The devil himself would be but a contemptible adversary were he not sure of a correspondent, and a party that held intelligence with him in our own breasts. All the blowing of a fire put under a caldron could never make it boil over, were there not a fullness of water within it.
Let us cherish sympathy. By attention and exercise it may be improved in every man. It prepares the mind for receiving the impressions of virtue; and without it there can be no true politeness. Nothing is more odious than that insensibility which wraps a man up in himself and his own concerns, and prevents his being moved with either the joys or the sorrows of another.
It is by sympathy we enter into the concerns of others, that we are moved as they are moved, and are never suffered to be indifferent spectators of almost anything which men can do or suffer. For sympathy may be considered as a sort of substitution, by which we are put into the place of another man, and affected in many respects as he is affected.
Graceful, particularly in youth, is the tear of sympathy, and the heart that melts at the tale of woe; we should not permit ease and indulgence to contract our affections, and wrap us up in selfish enjoyment. But we should accustom ourselves to think of the distresses of human life, of the solitary cottage, the dying parent, and the weeping orphan. Nor ought we ever to sport with pain and distress in any of our amusements, or treat even the meanest insect with wanton cruelty.

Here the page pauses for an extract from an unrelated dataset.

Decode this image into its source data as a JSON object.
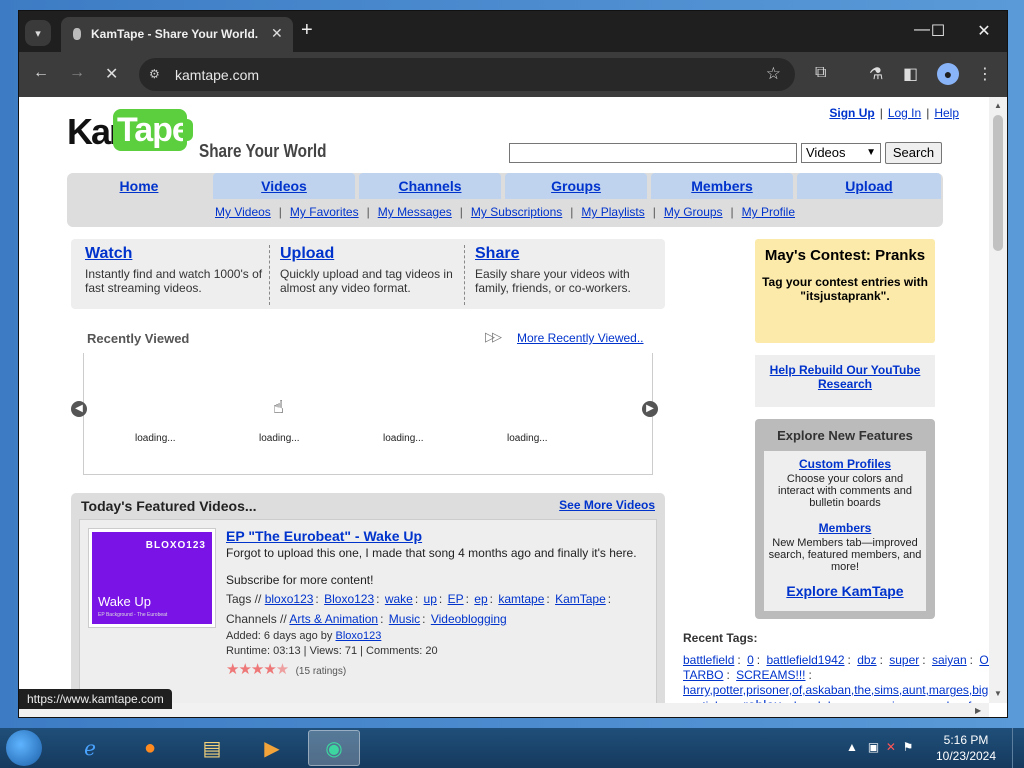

Happy is the man who has that in his soul which acts upon the dejected as April airs upon violet roots. Gifts from the hand are silver and gold, but the heart gives that which neither silver nor gold can buy. To be full of goodness, full of cheerfulness, full of sympathy, full of helpful hope, causes a man to carry blessings of which he is himself as unconscious as a lamp is of its own shining. Such a one moves on human life as stars move on dark seas to bewildered mariners; as the sun wheels, bringing all the seasons with him from the south.